28.03.2016, 10:00 Uhr

"Man hat mir geschrieben, dass ich Ehen gerettet habe"

Barbara Balldini spielt ihr Programm "Balldini kommt" am 1. April in Tenneck. (Foto: XXXXX)

"Sexpertin" Barbara Balldini im BB-Interview

Am 1. April kommt Österreichs lustigste Sexualpädagogin nach Tenneck. Die gebürtige Tirolerin Barbara Balldini hat ihre Erfahrungen aus dem Beruf in ein Kabarett verpackt und ist mit ihrem dritten Programm nun im Pongau zu sehen. Die BB haben sie vorab befragt.

Was hat Sie dazu bewogen, Ihre Erfahrung als Sexualpädagogin im Kabarett mit den Leuten zu teilen?
Im Grunde war es purer Zufall. Ursprünglich wollte ich einen Vortrag schreiben, der allerdings als „Kabarett“ wahrgenommen wurde, was mich selbst sehr erstaunt hat.

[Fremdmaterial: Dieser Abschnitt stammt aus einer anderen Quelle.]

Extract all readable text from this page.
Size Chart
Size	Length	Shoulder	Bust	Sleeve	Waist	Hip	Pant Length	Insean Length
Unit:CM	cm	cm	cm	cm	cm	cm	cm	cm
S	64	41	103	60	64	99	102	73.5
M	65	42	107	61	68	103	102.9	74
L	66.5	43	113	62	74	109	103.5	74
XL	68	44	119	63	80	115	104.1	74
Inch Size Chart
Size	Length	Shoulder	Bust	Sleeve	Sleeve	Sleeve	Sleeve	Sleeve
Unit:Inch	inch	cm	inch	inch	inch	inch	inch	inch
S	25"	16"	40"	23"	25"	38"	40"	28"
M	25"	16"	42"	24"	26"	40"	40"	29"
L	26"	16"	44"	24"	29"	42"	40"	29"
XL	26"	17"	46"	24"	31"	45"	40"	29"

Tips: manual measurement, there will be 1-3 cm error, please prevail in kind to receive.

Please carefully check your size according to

Durch meine sexualpädagogische Praxis fühlte ich mich gezwungen, auf die Bühne zu gehen und manche Dinge laut zu sagen. Allerdings stets mit großem Respekt vor dem Thema und den Menschen. Es liegt mir sehr daran, hilfreich zu sein und niemandem auf „den Schlips zu treten“.

Geht es Ihnen darum, die Hemmschwelle der Menschen beim Thema Sex herabzusetzen?
Es geht eher darum, aufzuklären und Mythen und falsche Vorstellungen zu beseitigen. Trotz übersexualisierter Präsenz von Medien wissen viele Menschen immer noch nicht so genau, wie man über das Thema Sex reden soll. Schon gar nicht über die eigene Sexualität, die eigenen Bedürfnisse und Wünsche bzw. Ängste.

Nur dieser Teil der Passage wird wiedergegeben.